In this outrageous comedy, an Internet Atheist has a near death experience, and must return to Earth to deliver a new message to his volatile audience.
“Jesus, Bro!” is a satire, a “spoof”—and that word is even used in the film. However, it is a spoof about the Christian faith, and regrettably, many people would find it offensive and a scathing mocking of Christian believers. No doubt some Christians over the years have not always acted in a way that was kind and considerate. Maybe they even seemed to lack a bit of logic or common sense at times. Still, I have known Christians who have sacrificed to help pay someone’s electric bill, buy them food, or just be there to listen to them when life had given them a big blow of disappointment. Certainly, not all Christians are “strange” or unintelligent people.
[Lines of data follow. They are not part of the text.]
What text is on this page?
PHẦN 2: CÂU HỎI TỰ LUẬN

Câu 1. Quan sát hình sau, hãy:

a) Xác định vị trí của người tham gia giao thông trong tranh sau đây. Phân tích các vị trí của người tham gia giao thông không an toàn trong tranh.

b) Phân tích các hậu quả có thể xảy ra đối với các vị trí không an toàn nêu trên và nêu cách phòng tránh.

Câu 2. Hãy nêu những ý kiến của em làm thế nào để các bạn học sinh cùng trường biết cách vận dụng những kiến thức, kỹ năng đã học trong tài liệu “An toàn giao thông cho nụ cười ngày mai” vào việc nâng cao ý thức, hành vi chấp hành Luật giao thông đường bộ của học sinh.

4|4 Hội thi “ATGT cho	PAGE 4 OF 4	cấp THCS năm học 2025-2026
In fact, my response to this film is that if Christ and his church is still the subject of films, books and literature some 2,000 years after the founding of Christianity, then Jesus must be pretty special to elicit all this attention! Unfortunately, people have feet of clay (are “human” in other words), and don’t always represent him well. The film certainly conveys that.
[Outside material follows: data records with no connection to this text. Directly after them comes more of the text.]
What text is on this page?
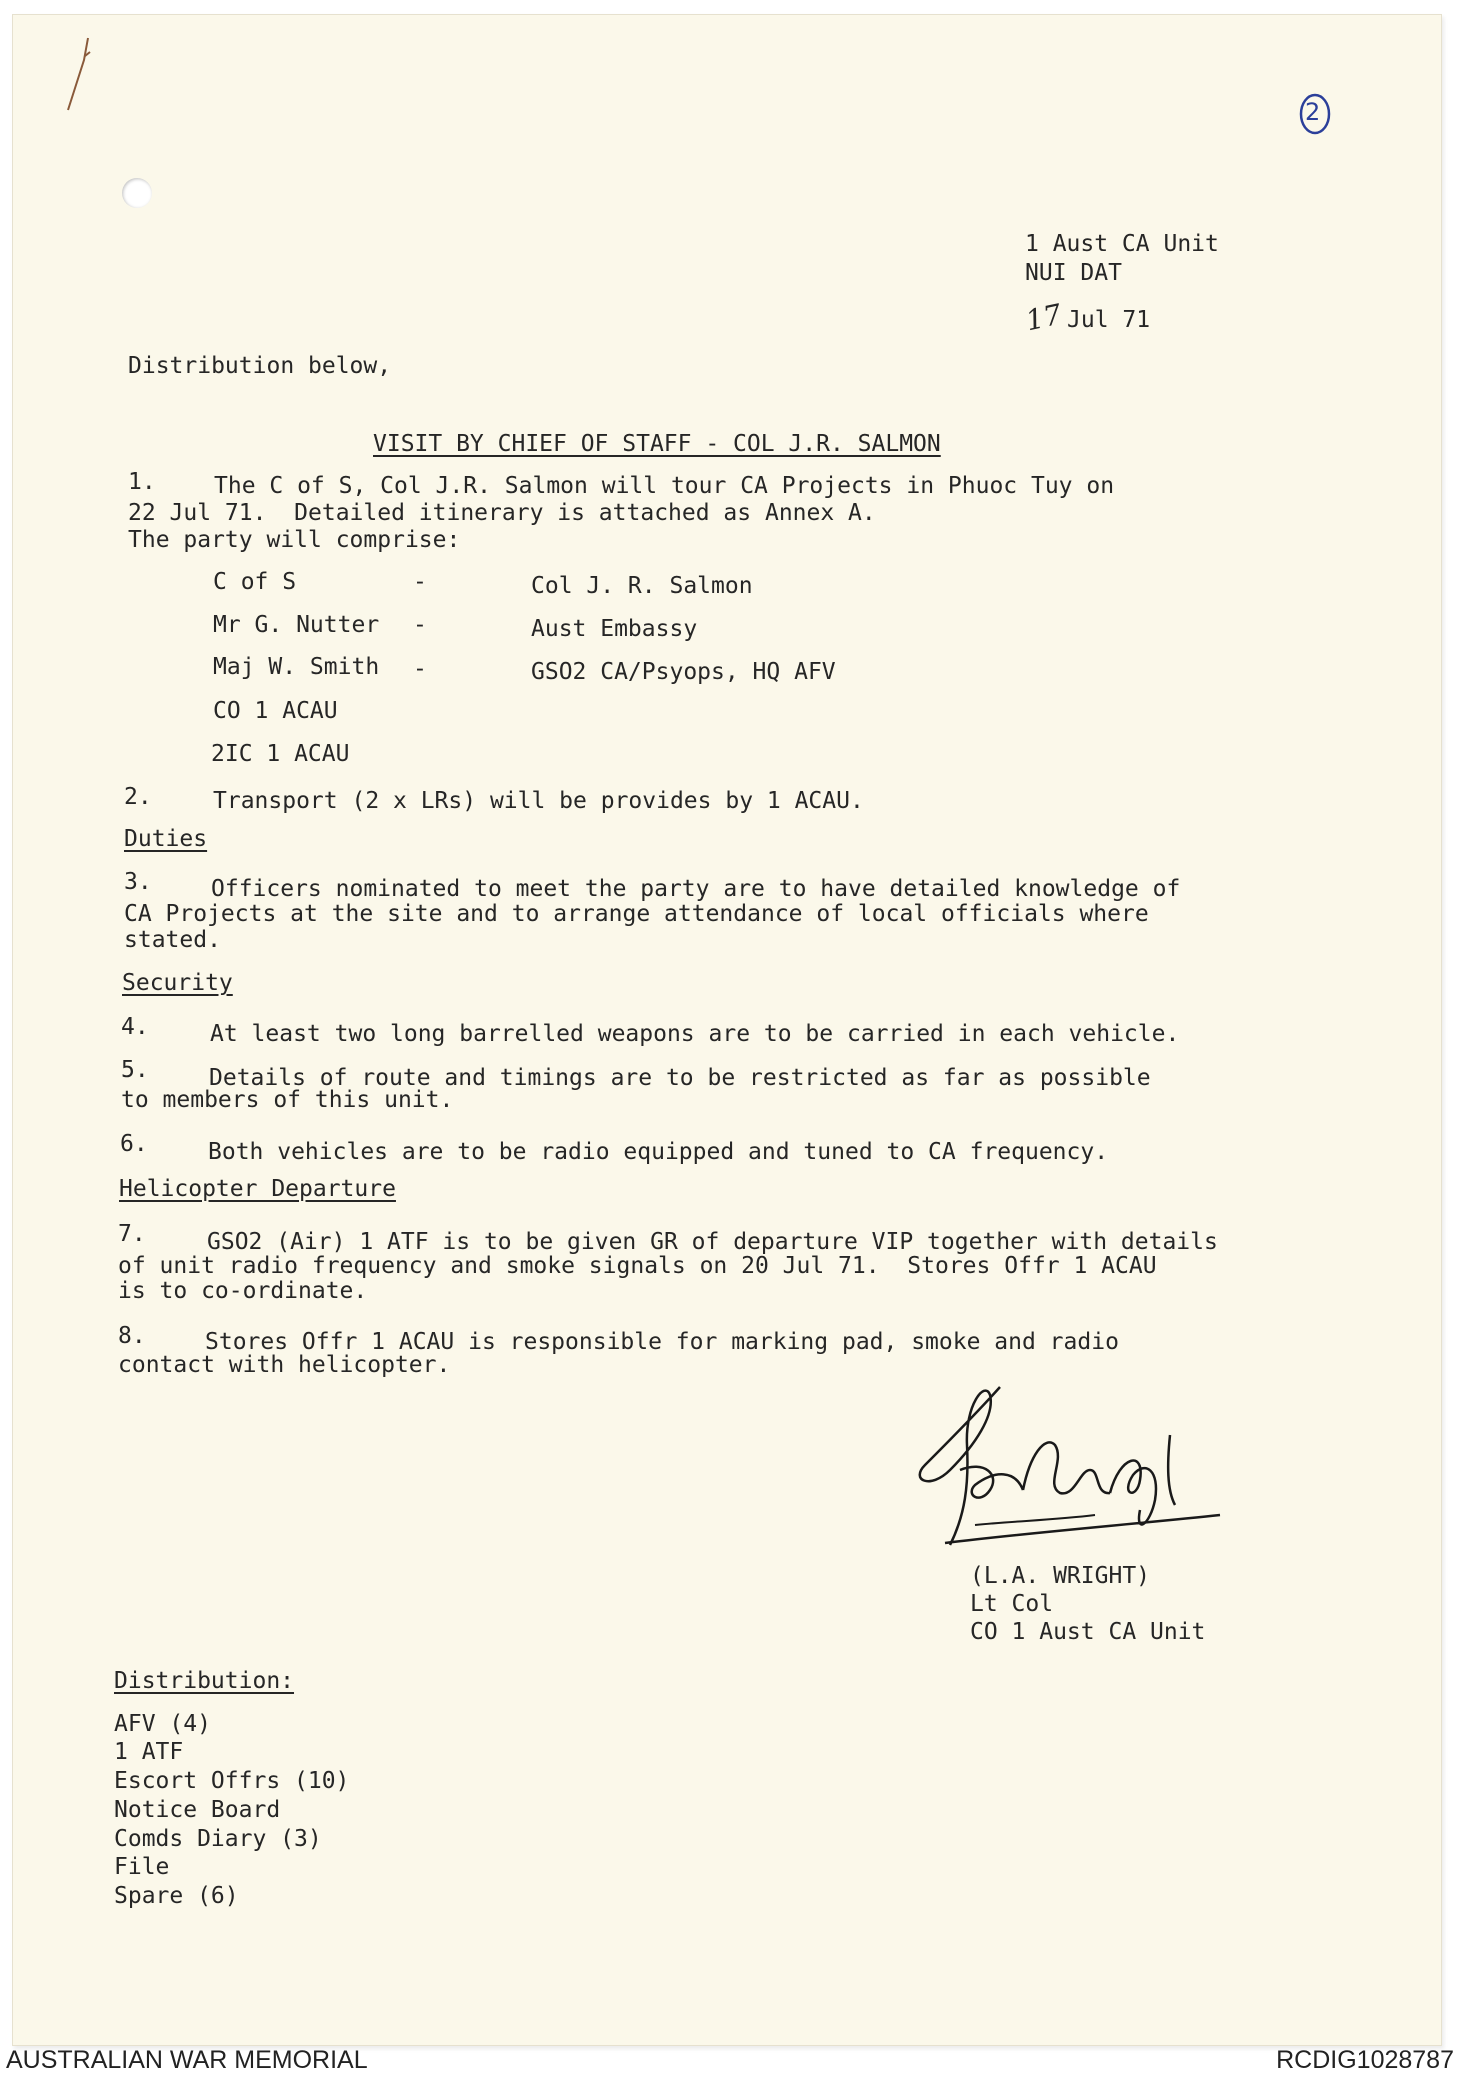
2
1 Aust CA Unit
NUI DAT
17 Jul 71
Distribution below,
VISIT BY CHIEF OF STAFF - COL J.R. SALMON
1.	The C of S, Col J.R. Salmon will tour CA Projects in Phuoc Tuy on
22 Jul 71.  Detailed itinerary is attached as Annex A.
The party will comprise:
C of S	-	Col J. R. Salmon
Mr G. Nutter -	Aust Embassy
Maj W. Smith -	GSO2 CA/Psyops, HQ AFV
CO 1 ACAU
2IC 1 ACAU
2.	Transport (2 x LRs) will be provides by 1 ACAU.
Duties
3.	Officers nominated to meet the party are to have detailed knowledge of
CA Projects at the site and to arrange attendance of local officials where
stated.
Security
4.	At least two long barrelled weapons are to be carried in each vehicle.
5.	Details of route and timings are to be restricted as far as possible
to members of this unit.
6.	Both vehicles are to be radio equipped and tuned to CA frequency.
Helicopter Departure
7.	GSO2 (Air) 1 ATF is to be given GR of departure VIP together with details
of unit radio frequency and smoke signals on 20 Jul 71.  Stores Offr 1 ACAU
is to co-ordinate.
8.	Stores Offr 1 ACAU is responsible for marking pad, smoke and radio
contact with helicopter.
(L.A. WRIGHT)
Lt Col
CO 1 Aust CA Unit
Distribution:
AFV (4)
1 ATF
Escort Offrs (10)
Notice Board
Comds Diary (3)
File
Spare (6)
AUSTRALIAN WAR MEMORIAL	RCDIG1028787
The movie features comments about having sex with monkeys, with Jesus being represented as Santa Claus. In fact, he is called “Santa Christ” in the film. Yet, he is called a “ba*tard” by one of the characters, Rick Whitehead (David Gobble). Also, Rick is speaking on his internet program and mentions how Jesus “couldn’t even take a good flogging.” Then he mentions a senator that pays to get “flogged” at the leather club. Jesus is also called “Christ Kringle” and there is the mention of a Christ chicken sandwich. Jesus is also portrayed as a pickle and the term “Vlasic Jesus” is used. Rick is a bit teed off because his girlfriend, a Christian, broke up with him. He thinks if he pretends to be a Christian he can win her back.
There is a lot of strong language in this film, as well as a lot of other content issues. We have listed it below. Although the filmmakers probably intended to be humorous in this satire, a lot of our audiences are conservative members who would not find this to be a “wholesome” entertaining “family” program, something we promote and get behind. So, unfortunately, we can’t award our Dove Family-Approved Seal to this film. This figure, Jesus, continues to gain followers as well as those that doubt he is the Son of God. At least the character of Rick is honest about his beliefs when he says, near the end, “I don’t know if God exists or not.”